10. Seal the Toilet Bowl
If your toilet bowl leaks, it wastes water and increases your water bill. The good news is that you can quickly fix the problem by sealing the bowl. Start by shutting off the water supply to the toilet. Flush the toilet and hold down the handle to empty the tank.
Next, remove any mineral deposits around the bowl with a brush. Finally, apply a bead of silicone sealant or plumber’s putty around the bowl. Replace the lid and turn on the water supply.
11. Add a Bathroom
Older homes usually don’t have enough bathrooms, a problem if you have a large family. Adding a bathroom is a significant project, but it will improve your quality of life. The project will require running water lines and drains, which a professional can do. You’ll also add electricity for lights and outlets.
12. Install a Dishwasher
Most older homes do not have a dishwasher. If you often entertain or have a large family, it’s worth installing one. Dishwashers save water and energy, and they free up your time.
When selecting a dishwasher, consider how much space you have. If you have a small kitchen, choose a model that is easy to install under your counter. Consider the finish type and whether you want a built-in or portable dishwasher. Besides, determine the noise level and whether you want a water filtration system.
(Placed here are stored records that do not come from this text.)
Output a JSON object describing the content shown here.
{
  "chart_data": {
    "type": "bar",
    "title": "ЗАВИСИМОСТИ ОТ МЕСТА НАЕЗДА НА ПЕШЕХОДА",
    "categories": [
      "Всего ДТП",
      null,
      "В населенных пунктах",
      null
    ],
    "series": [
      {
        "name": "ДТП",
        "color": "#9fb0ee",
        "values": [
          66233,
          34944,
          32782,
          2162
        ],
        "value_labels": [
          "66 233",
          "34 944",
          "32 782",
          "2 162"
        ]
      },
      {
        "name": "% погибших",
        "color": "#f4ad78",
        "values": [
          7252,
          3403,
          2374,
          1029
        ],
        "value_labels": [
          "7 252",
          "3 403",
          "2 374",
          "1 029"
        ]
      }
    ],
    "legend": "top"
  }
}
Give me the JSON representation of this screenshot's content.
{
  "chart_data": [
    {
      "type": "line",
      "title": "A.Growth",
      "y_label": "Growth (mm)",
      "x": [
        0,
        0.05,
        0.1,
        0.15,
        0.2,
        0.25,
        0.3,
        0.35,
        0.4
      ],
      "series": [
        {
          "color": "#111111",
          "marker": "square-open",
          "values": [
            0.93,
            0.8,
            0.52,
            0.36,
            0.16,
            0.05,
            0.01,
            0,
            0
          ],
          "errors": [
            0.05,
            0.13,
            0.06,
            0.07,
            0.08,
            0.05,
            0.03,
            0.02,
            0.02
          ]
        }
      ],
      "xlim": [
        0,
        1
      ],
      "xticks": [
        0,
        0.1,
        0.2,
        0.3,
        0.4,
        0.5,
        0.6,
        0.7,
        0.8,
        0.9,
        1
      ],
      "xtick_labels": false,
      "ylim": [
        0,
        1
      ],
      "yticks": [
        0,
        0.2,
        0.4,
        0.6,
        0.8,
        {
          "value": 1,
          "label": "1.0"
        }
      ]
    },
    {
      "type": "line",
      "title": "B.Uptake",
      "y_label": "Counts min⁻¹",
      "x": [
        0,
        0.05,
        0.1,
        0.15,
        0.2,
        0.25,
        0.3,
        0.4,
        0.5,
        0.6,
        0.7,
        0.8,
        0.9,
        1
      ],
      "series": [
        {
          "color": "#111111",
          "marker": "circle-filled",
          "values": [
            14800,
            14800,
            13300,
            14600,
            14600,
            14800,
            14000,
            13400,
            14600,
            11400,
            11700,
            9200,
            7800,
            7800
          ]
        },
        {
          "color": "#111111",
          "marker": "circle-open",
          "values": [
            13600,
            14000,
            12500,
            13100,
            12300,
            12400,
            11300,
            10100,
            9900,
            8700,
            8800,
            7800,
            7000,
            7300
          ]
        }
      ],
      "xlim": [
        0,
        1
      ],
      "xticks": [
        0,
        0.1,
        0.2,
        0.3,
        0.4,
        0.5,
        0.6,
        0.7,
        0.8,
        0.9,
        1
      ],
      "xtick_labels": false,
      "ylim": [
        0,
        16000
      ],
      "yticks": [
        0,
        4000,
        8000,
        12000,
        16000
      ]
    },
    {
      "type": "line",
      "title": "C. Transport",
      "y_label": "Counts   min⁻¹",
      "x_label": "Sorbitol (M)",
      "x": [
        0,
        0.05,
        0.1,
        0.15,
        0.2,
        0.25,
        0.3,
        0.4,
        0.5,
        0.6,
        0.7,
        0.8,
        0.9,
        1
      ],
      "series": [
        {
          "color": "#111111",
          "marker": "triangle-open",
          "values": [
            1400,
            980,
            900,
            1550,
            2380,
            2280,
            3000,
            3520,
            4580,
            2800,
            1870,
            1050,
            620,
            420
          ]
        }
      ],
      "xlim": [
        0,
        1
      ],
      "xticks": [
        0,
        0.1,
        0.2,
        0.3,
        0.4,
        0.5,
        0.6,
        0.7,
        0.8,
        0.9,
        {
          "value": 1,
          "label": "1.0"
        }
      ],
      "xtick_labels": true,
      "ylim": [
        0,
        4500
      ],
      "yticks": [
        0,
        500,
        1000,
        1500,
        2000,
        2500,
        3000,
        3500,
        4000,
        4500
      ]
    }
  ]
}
13. Properly Maintain the Drains
Drain maintenance is a critical but often overlooked aspect of plumbing. Clogged or slow drains are annoying and lead to bigger problems. To prevent drain issues, clean them regularly with a drain snake or drain cleaner.
Pour a cup of baking soda down the drain, followed by a cup of vinegar. Let it sit for 30 minutes, then flush with hot water. This method is useful for preventing clogs but won’t adequately clear a clog already there.
Let a professional clean the main line from your house to the sewer annually. Doing this will keep your drains flowing freely and prevent clogs. They’ll also check for any leaks and repair them.
Seek Professional Advice
Upgrading your old home’s plumbing system is an excellent way to improve its function and efficiency. These upgrades will save you money, conserve water, and prolong the life of your pipes. Before starting any project, talk to a plumbing professional to ensure it’s done correctly. In the end, you’ll also increase the property value and promote a healthier environment.